Maligne Hyperthermie

Bei der malignen Hyperthermie (MH) handelt es sich um eine erblich bedingte, durch bestimmte Narkosemedikamente (sogenannte volatile Anästhetika und Succinylcholin) ausgelöste Stoffwechselstörung des Skelettmuskels. Typische klinische Symptome einer MH-Krise sind eine Verkrampfung der Kaumuskulatur (Masseterspasmus), generalisierte Muskelverkrampfung (Rigidität), Freisetzung von Muskeleiweißen in den Urin (Myoglobinurie), Herzrhythmusstörungen, Steigerung der Atemfrequenz, Veränderungen im Elektrolythaushalt und zumeist im späteren Verlauf ein exzessiver Anstieg der Körpertemperatur.
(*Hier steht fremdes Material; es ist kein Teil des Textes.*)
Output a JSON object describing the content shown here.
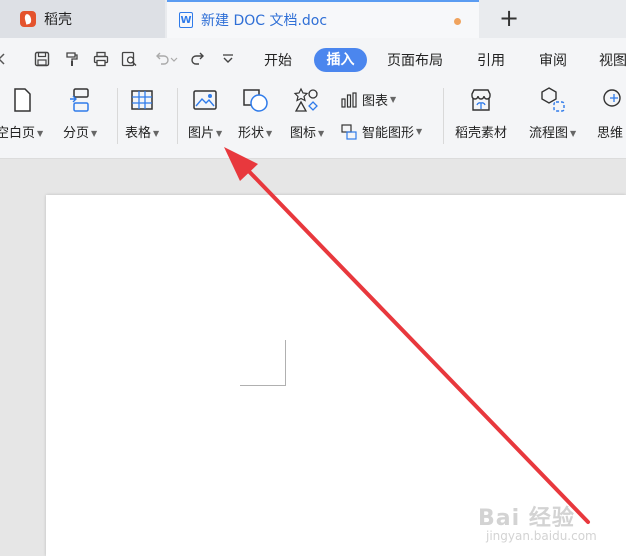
{
  "tabs": {
    "app_tab_label": "稻壳",
    "doc_tab_label": "新建 DOC 文档.doc",
    "doc_icon_letter": "W",
    "new_tab_symbol": "+"
  },
  "menu": {
    "items": [
      "开始",
      "插入",
      "页面布局",
      "引用",
      "审阅",
      "视图"
    ],
    "active_item": "插入"
  },
  "ribbon": {
    "blank_page": "空白页",
    "page_break": "分页",
    "table": "表格",
    "picture": "图片",
    "shape": "形状",
    "icon": "图标",
    "chart": "图表",
    "smart_graphic": "智能图形",
    "material": "稻壳素材",
    "flowchart": "流程图",
    "mindmap": "思维"
  },
  "watermark": {
    "brand": "Bai 经验",
    "url": "jingyan.baidu.com"
  },
  "colors": {
    "accent": "#4b86ee",
    "arrow": "#e8383d",
    "app_logo": "#e4532d"
  }
}
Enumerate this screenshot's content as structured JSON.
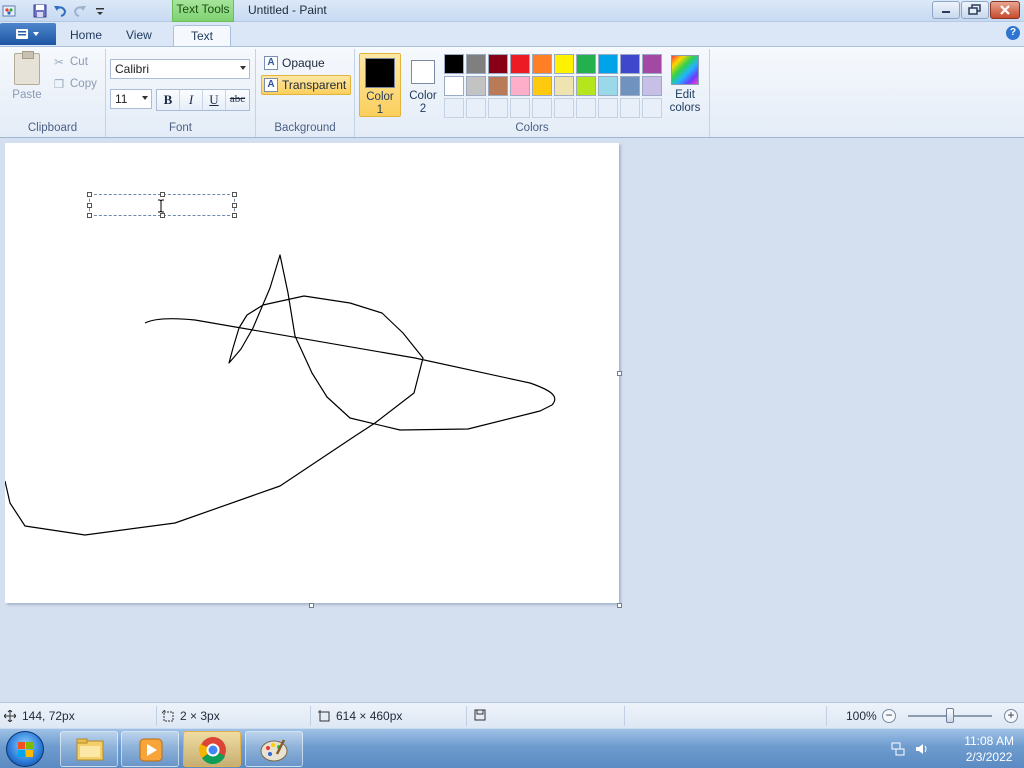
{
  "window": {
    "title": "Untitled - Paint",
    "context_tab": "Text Tools"
  },
  "tabs": [
    {
      "label": "Home",
      "active": false
    },
    {
      "label": "View",
      "active": false
    },
    {
      "label": "Text",
      "active": true
    }
  ],
  "clipboard": {
    "paste_label": "Paste",
    "cut_label": "Cut",
    "copy_label": "Copy",
    "group_label": "Clipboard"
  },
  "font": {
    "family": "Calibri",
    "size": "11",
    "bold": "B",
    "italic": "I",
    "underline": "U",
    "strikethrough": "abc",
    "group_label": "Font"
  },
  "background": {
    "opaque_label": "Opaque",
    "transparent_label": "Transparent",
    "selected": "Transparent",
    "group_label": "Background"
  },
  "colors": {
    "color1_label": "Color 1",
    "color1_value": "#000000",
    "color2_label": "Color 2",
    "color2_value": "#ffffff",
    "edit_label": "Edit colors",
    "group_label": "Colors",
    "palette_row1": [
      "#000000",
      "#7f7f7f",
      "#880015",
      "#ed1c24",
      "#ff7f27",
      "#fff200",
      "#22b14c",
      "#00a2e8",
      "#3f48cc",
      "#a349a4"
    ],
    "palette_row2": [
      "#ffffff",
      "#c3c3c3",
      "#b97a57",
      "#ffaec9",
      "#ffc90e",
      "#efe4b0",
      "#b5e61d",
      "#99d9ea",
      "#7092be",
      "#c8bfe7"
    ],
    "palette_row3_empty": 10
  },
  "status": {
    "cursor_pos": "144, 72px",
    "selection_size": "2 × 3px",
    "canvas_size": "614 × 460px",
    "zoom": "100%"
  },
  "taskbar": {
    "apps": [
      "explorer-app",
      "media-player-app",
      "chrome-app",
      "paint-app"
    ],
    "time": "11:08 AM",
    "date": "2/3/2022"
  }
}
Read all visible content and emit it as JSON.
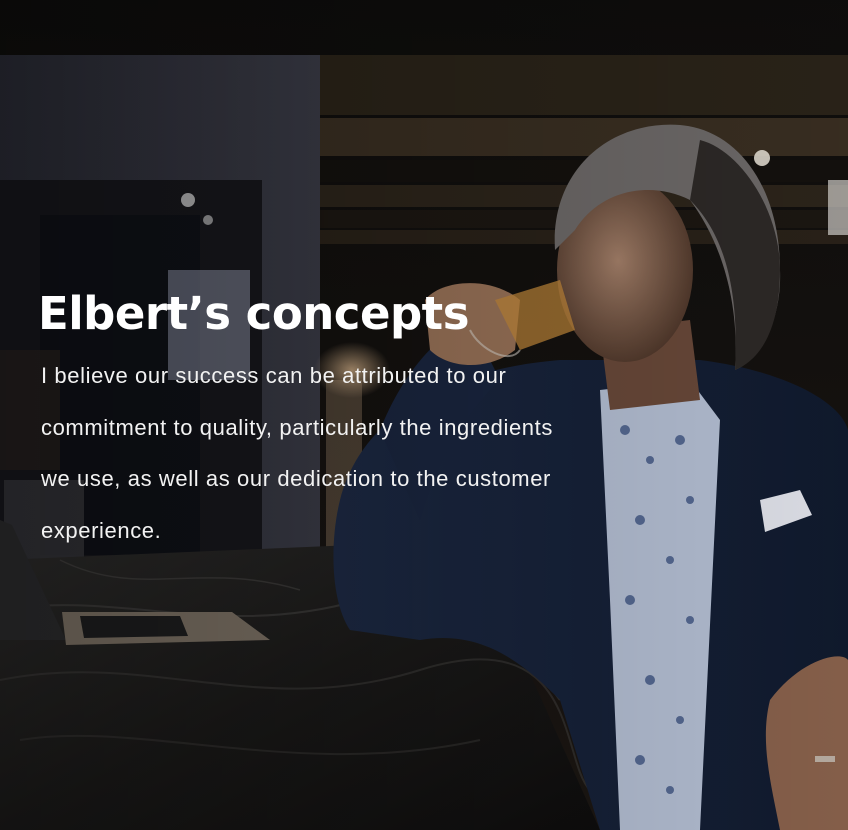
{
  "hero": {
    "title": "Elbert’s concepts",
    "text": "I believe our success can be attributed to our commitment to quality, particularly the ingredients we use, as well as our dedication to the customer experience."
  },
  "colors": {
    "title": "#ffffff",
    "text": "#f2f2f2",
    "jacket": "#16233c",
    "background": "#0c0b0a"
  }
}
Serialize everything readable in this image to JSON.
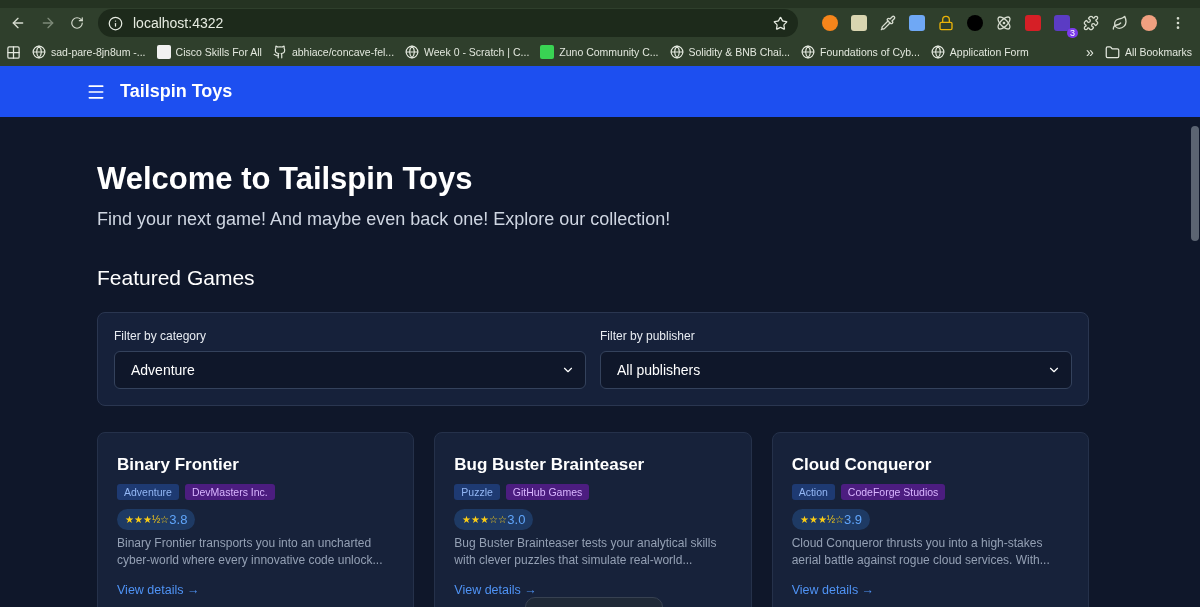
{
  "browser": {
    "url": "localhost:4322",
    "extension_badge": "3",
    "bookmarks": [
      {
        "label": "sad-pare-8jn8um -...",
        "kind": "globe"
      },
      {
        "label": "Cisco Skills For All",
        "kind": "square"
      },
      {
        "label": "abhiace/concave-fel...",
        "kind": "github"
      },
      {
        "label": "Week 0 - Scratch | C...",
        "kind": "globe"
      },
      {
        "label": "Zuno Community C...",
        "kind": "green"
      },
      {
        "label": "Solidity & BNB Chai...",
        "kind": "globe"
      },
      {
        "label": "Foundations of Cyb...",
        "kind": "globe"
      },
      {
        "label": "Application Form",
        "kind": "globe"
      }
    ],
    "more": "»",
    "all_bookmarks": "All Bookmarks"
  },
  "header": {
    "title": "Tailspin Toys"
  },
  "hero": {
    "title": "Welcome to Tailspin Toys",
    "subtitle": "Find your next game! And maybe even back one! Explore our collection!"
  },
  "section_title": "Featured Games",
  "filters": [
    {
      "label": "Filter by category",
      "value": "Adventure"
    },
    {
      "label": "Filter by publisher",
      "value": "All publishers"
    }
  ],
  "games": [
    {
      "title": "Binary Frontier",
      "category": "Adventure",
      "publisher": "DevMasters Inc.",
      "stars_text": "★★★½☆",
      "rating": "3.8",
      "description": "Binary Frontier transports you into an uncharted cyber-world where every innovative code unlock...",
      "link": "View details →"
    },
    {
      "title": "Bug Buster Brainteaser",
      "category": "Puzzle",
      "publisher": "GitHub Games",
      "stars_text": "★★★☆☆",
      "rating": "3.0",
      "description": "Bug Buster Brainteaser tests your analytical skills with clever puzzles that simulate real-world...",
      "link": "View details →"
    },
    {
      "title": "Cloud Conqueror",
      "category": "Action",
      "publisher": "CodeForge Studios",
      "stars_text": "★★★½☆",
      "rating": "3.9",
      "description": "Cloud Conqueror thrusts you into a high-stakes aerial battle against rogue cloud services. With...",
      "link": "View details →"
    }
  ]
}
Die zuverlässige Therapie einer MH-Krise wird durch die Verabreichung des Medikaments Dantrolen erreicht. Unbehandelt kann eine MH dagegen tödlich verlaufen. Die geschätzte Häufigkeit von MH-Reaktionen bei Narkosen liegt zwischen 1:3.000 und 1:50.000, die geschätzte Häufigkeit der genetischen MH-Prädisposition möglicherweise sogar zwischen 1:2.000 und 1:3.000. Die MH-Prädisposition wird autosomal dominant vererbt, d.h. jeder Träger der Prädisposition ist auch klinisch gefährdet und gibt die Prädisposition an die Hälfte seiner Nachkommen weiter. Somit ist die Diagnosestellung auch für Familienangehörige von großer Bedeutung. Bisher sind zwei Gene bekannt, deren Mutationen ursächlich für eine MH-Prädisposition sein können: In 70-80 Prozent der Fälle wird die MH durch einen Defekt des Ryanodin-Rezeptors Typ 1 (RYR1) verursacht, ca. 1 Prozent der Fälle sind auf einen Defekt des Dihydropyridin-Rezeptors (CACNA1S) zurückzuführen.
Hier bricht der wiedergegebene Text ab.